El Imparcial / Columnas / Columna Sonora

Aquellas posadas

Cuando éramos niños las posadas eran una celebración popular, religiosa, con ribetes de fiesta infantil. Las parroquias organizaban una cada tarde

Ayer viernes 16 de diciembre dieron inicio, en el calendario mexicano, las posadas. Se trata de un novenario, es decir, nueve misas y festejos como preparación para la Navidad. Cuando éramos niños las posadas eran una celebración popular, religiosa, con ribetes de fiesta infantil. Las parroquias organizaban una cada tarde: Se asistía a una peregrinación en la que se llevaba a las figuras de José y María, y se marchaba en procesión por la sacristía, luego por el interior del templo; si se podía, se salía por una de las puertas para entrar por otra, en rememoración de los días que le tomó a la pareja viajar hasta Belén, para empadronarse como lo requirió el emperador César Augusto.

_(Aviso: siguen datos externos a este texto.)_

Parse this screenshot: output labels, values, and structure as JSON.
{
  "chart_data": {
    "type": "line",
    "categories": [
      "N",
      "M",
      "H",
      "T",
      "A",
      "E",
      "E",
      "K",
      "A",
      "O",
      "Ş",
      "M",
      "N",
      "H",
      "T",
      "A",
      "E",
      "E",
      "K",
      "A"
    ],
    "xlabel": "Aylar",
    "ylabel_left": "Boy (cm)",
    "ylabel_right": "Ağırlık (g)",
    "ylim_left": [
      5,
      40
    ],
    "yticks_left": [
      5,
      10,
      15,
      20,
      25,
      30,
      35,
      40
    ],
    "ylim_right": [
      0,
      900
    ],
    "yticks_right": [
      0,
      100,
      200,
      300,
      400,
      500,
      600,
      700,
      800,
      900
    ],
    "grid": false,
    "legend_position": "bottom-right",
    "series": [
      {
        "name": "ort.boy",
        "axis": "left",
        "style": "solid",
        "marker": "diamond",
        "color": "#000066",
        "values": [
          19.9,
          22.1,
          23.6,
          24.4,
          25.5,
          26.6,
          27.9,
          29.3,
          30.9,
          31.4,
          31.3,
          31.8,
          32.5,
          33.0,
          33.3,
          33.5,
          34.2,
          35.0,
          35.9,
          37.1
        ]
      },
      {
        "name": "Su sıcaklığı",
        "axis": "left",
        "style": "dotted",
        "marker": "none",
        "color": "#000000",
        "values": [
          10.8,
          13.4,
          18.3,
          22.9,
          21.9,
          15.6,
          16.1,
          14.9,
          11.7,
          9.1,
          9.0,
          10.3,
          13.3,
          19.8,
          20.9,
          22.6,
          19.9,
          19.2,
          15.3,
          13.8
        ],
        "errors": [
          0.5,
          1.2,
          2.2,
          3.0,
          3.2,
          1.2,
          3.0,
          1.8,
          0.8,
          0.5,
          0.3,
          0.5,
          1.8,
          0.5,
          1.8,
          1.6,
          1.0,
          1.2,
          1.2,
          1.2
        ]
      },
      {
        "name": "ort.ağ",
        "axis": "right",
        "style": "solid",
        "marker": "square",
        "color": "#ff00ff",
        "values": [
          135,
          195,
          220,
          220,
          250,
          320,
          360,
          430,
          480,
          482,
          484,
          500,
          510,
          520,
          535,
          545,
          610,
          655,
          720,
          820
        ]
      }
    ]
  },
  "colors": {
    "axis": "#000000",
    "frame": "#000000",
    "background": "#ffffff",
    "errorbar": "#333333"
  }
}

Este salir por una puerta y entrar por la siguiente, un poco a escurridillas, era una forma de esquivar la prohibición gubernamental de realizar actos de culto en público: Sólo se podían llevar a cabo en el interior de los templos. Por eso marchábamos por los pasillos de la iglesia y salíamos al exterior para entrar apresuradamente de nuevo, cantando con más ánimo que pericia aquello de “Eeen nombre del cieeelo...” de música harto complicada; y todo a las prisas, no fuera a ser que algún gobernante tomara en serio la anacrónica reglamentación.

De chamacos no nos atraían demasiado estas posadas porque había misa o un rosario con todo y letanías antes del evento más interesante: La piñata con golosinas, y las bolsitas de colación: Cacahuates, dulces y tejocotes que no volvíamos a probar hasta el diciembre siguiente, y que no extrañábamos demasiado...

Más atractivas eran las que se organizaban en las casas y barrios vecinos. Allá, por la Calle Mina, al Poniente del Cerro de la Campana, una familia numerosa y amiga, armaba unas posadas tradicionales y también divertidas. Recorríamos cantando toda la cuadra, solicitábamos albergue en varias casas y nos rechazaban con cierto comedimiento para, a su tiempo, arribar a la esquina donde los cantores del interior de súbito reconocían a los peregrinos y nos abrían la puerta regocijados. Se pasaba luego a los rezos, ya con la chamacada un poco impaciente, para seguir la festividad: Se colgaba la piñata y procedíamos a darle de porrazos con un palo de escoba adornado con listones coloridos. Terminábamos la tarde con ponche y tamales, y nos íbamos a casa provistos con los cucuruchos de la piñata colmados de cacahuates y colación...

Esta celebración tuvo su origen, dicen, a mediados del siglo 16 en el convento agustino de Acolman, al Norte de la capital mexicana, cuando los frailes instauraron una novena de misas previas a la Navidad en la que iban recordando el trayecto desde Nazareth a Belén, cuando aquellos peregrinos buscaban abrigo en algunos de los sitios que se mencionan en los Evangelios, y no recibían ayuda, a pesar de la gravidez de la viajera.

Los monjes las llamaron “misa de aguinaldos” y servían para atraer a la infancia y evangelizarla de modo atrayente y divertido. Al terminar el culto repartían dulces, el aguinaldo, y muy pronto incluyeron la piñata como una diversión en la que arremetían contra el pecado, deslumbrante y seductor, y lo rompían para que se derramara la Gracia en forma de agasajo.

Pero el origen de la piñata no es mexicano: En el Antiguo Oriente había un evento en el cual, por el año nuevo chino, los mandarines rompían la figura de un buey colmado de semillas. Marco Polo observó el ritual y lo llevó a Italia, donde se utilizó una olla de barro decorada y las llamaron piñata (pignata), porque recordaba a las piñas de los pinos. De ahí pasó a España y al nuevo mundo, donde ahora, para festejarnos, recurrimos a artefactos de la arcaica tradición china, mientras recordamos un transitar arduo por aquella Galilea, dos milenios atrás, ocupada por la Roma imperial, en busca infructuosa de alojamiento y resguardo. Y de esta manera celebramos nuestra mexicanidad y devoción...

Ernesto Camou Healy es doctor en Ciencias Sociales, maestro en Antropología Social y licenciado en Filosofía; investigador del CIAD, A.C. de Hermosillo.